Comment cette crise s'est-elle déclenchée ?

Le président Mansour Hadi a quitté le pays en mars, après avoir été chassé de la capitale, Sanaa, puis du grand port d'Aden, dans le sud. Les milices houthistes avaient pris le contrôle de la capitale dès le mois de septembre. Elles sont alliées à l'ancien dictateur Ali Abdallah Saleh, qui a dirigé le pays jusqu'en 2012.

Les rebelles ont conquis l'essentiel du pays en se présentant comme un mouvement des déshérités. Ils ont mené une contre-révolution après le mouvement qui avait emporté Ali Abdallah Saleh dans la foulée du « printemps arabe ». Depuis, les élites politique, militaire et tribale du pays se déchiraient pour se redistribuer le pouvoir.

Voir l'infographie : Huit cartes pour comprendre les origines du chaos au Yémen
Le Yémen en 2015.

Le Yémen était-il un Etat stable auparavant ?
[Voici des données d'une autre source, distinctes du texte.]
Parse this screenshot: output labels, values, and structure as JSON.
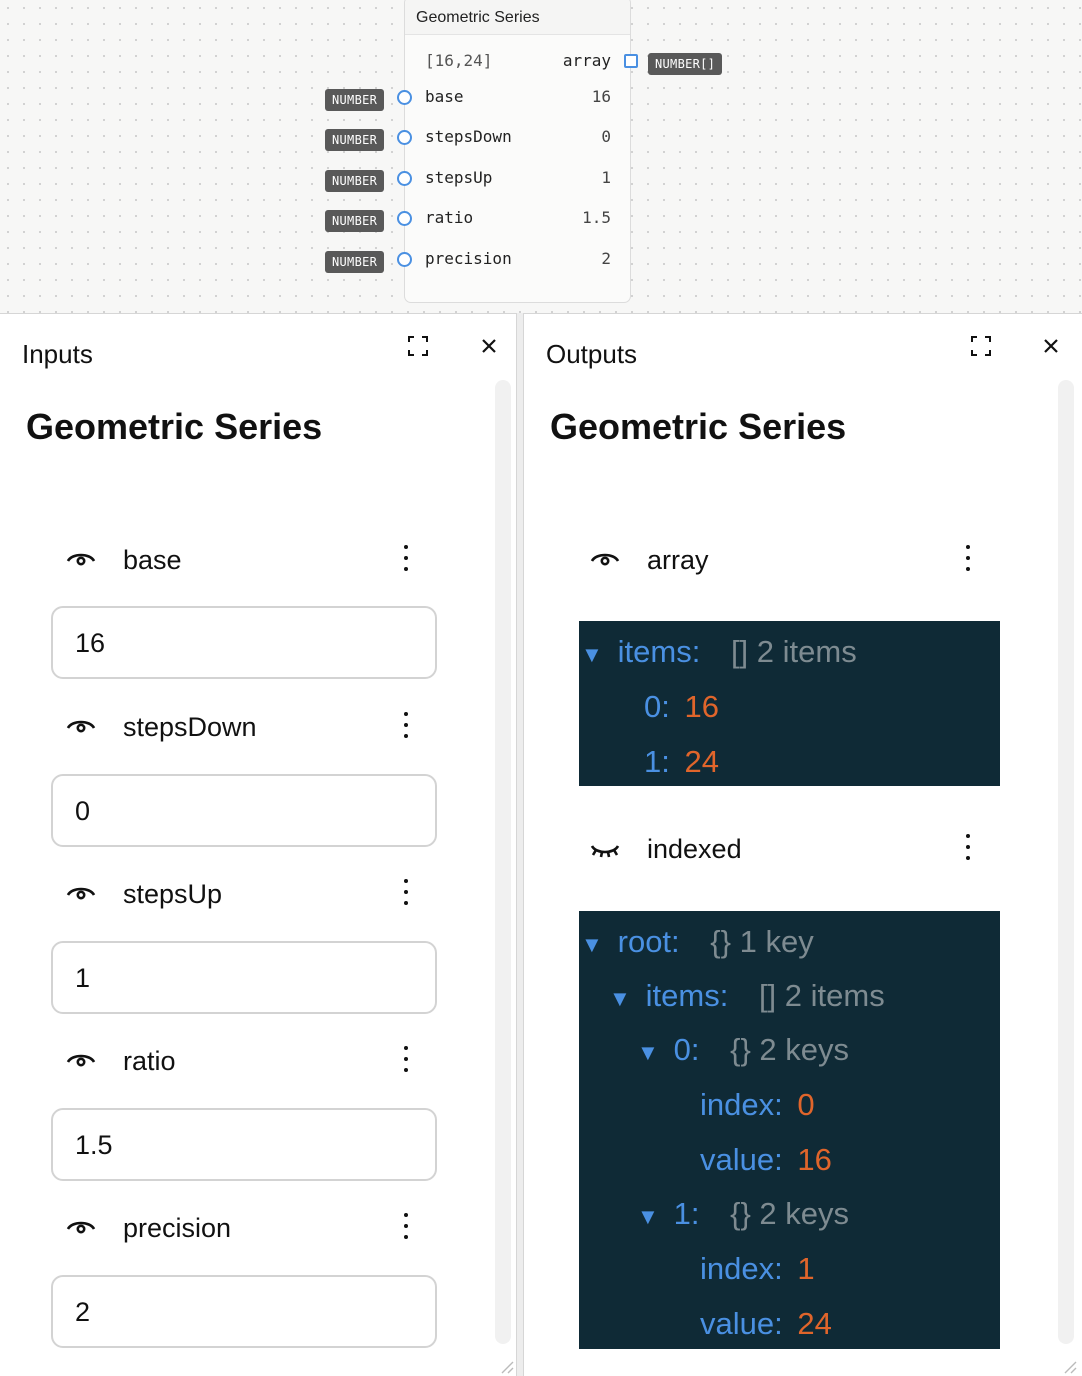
{
  "node": {
    "title": "Geometric Series",
    "output": {
      "preview": "[16,24]",
      "label": "array",
      "type": "NUMBER[]"
    },
    "inputs": [
      {
        "type": "NUMBER",
        "label": "base",
        "value": "16"
      },
      {
        "type": "NUMBER",
        "label": "stepsDown",
        "value": "0"
      },
      {
        "type": "NUMBER",
        "label": "stepsUp",
        "value": "1"
      },
      {
        "type": "NUMBER",
        "label": "ratio",
        "value": "1.5"
      },
      {
        "type": "NUMBER",
        "label": "precision",
        "value": "2"
      }
    ]
  },
  "inputs_panel": {
    "label": "Inputs",
    "heading": "Geometric Series",
    "fields": [
      {
        "name": "base",
        "value": "16"
      },
      {
        "name": "stepsDown",
        "value": "0"
      },
      {
        "name": "stepsUp",
        "value": "1"
      },
      {
        "name": "ratio",
        "value": "1.5"
      },
      {
        "name": "precision",
        "value": "2"
      }
    ]
  },
  "outputs_panel": {
    "label": "Outputs",
    "heading": "Geometric Series",
    "array": {
      "name": "array",
      "visible": true,
      "items_key": "items:",
      "items_meta": "[] 2 items",
      "entries": [
        {
          "key": "0:",
          "value": "16"
        },
        {
          "key": "1:",
          "value": "24"
        }
      ]
    },
    "indexed": {
      "name": "indexed",
      "visible": false,
      "root_key": "root:",
      "root_meta": "{} 1 key",
      "items_key": "items:",
      "items_meta": "[] 2 items",
      "entries": [
        {
          "key": "0:",
          "meta": "{} 2 keys",
          "index_key": "index:",
          "index": "0",
          "value_key": "value:",
          "value": "16"
        },
        {
          "key": "1:",
          "meta": "{} 2 keys",
          "index_key": "index:",
          "index": "1",
          "value_key": "value:",
          "value": "24"
        }
      ]
    }
  },
  "colors": {
    "port": "#4a90e2",
    "json_bg": "#0f2a36",
    "json_key": "#4a90e2",
    "json_number": "#e0652b",
    "json_meta": "#7e8b91",
    "type_tag": "#595959"
  }
}
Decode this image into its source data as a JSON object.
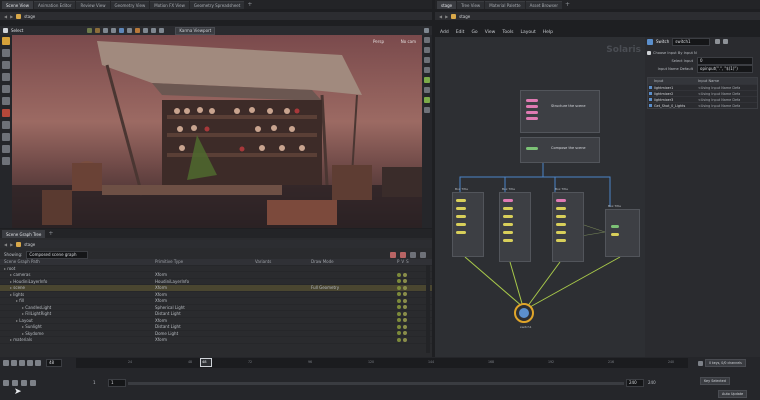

L'Etat yéménite est faible de longue date. Le pays est historiquement divisé entre le nord et le sud, deux régions qui ne se sont unifiées qu'en 1990. De la chute de l'Empire ottoman à 1962, le Nord a été dominé par une dynastie zaïdiste (environ 40 % de la population), la confession des houthistes, une branche minoritaire du chiisme. En 1962, la proclamation d'une république est suivie d'une guerre civile qui oppose monarchistes, aidés par l'Arabie saoudite voisine, et républicains, soutenus par l'Egypte de Nasser. Ces derniers finirent par l'emporter. C'est dans ces montagnes du Nord qu'est né le mouvement Ansar Allah, dit « houthiste », autour de Hussein Badreddine Al-Houthi, un ancien parlementaire entré en dissidence et tué par l'armée en 2004.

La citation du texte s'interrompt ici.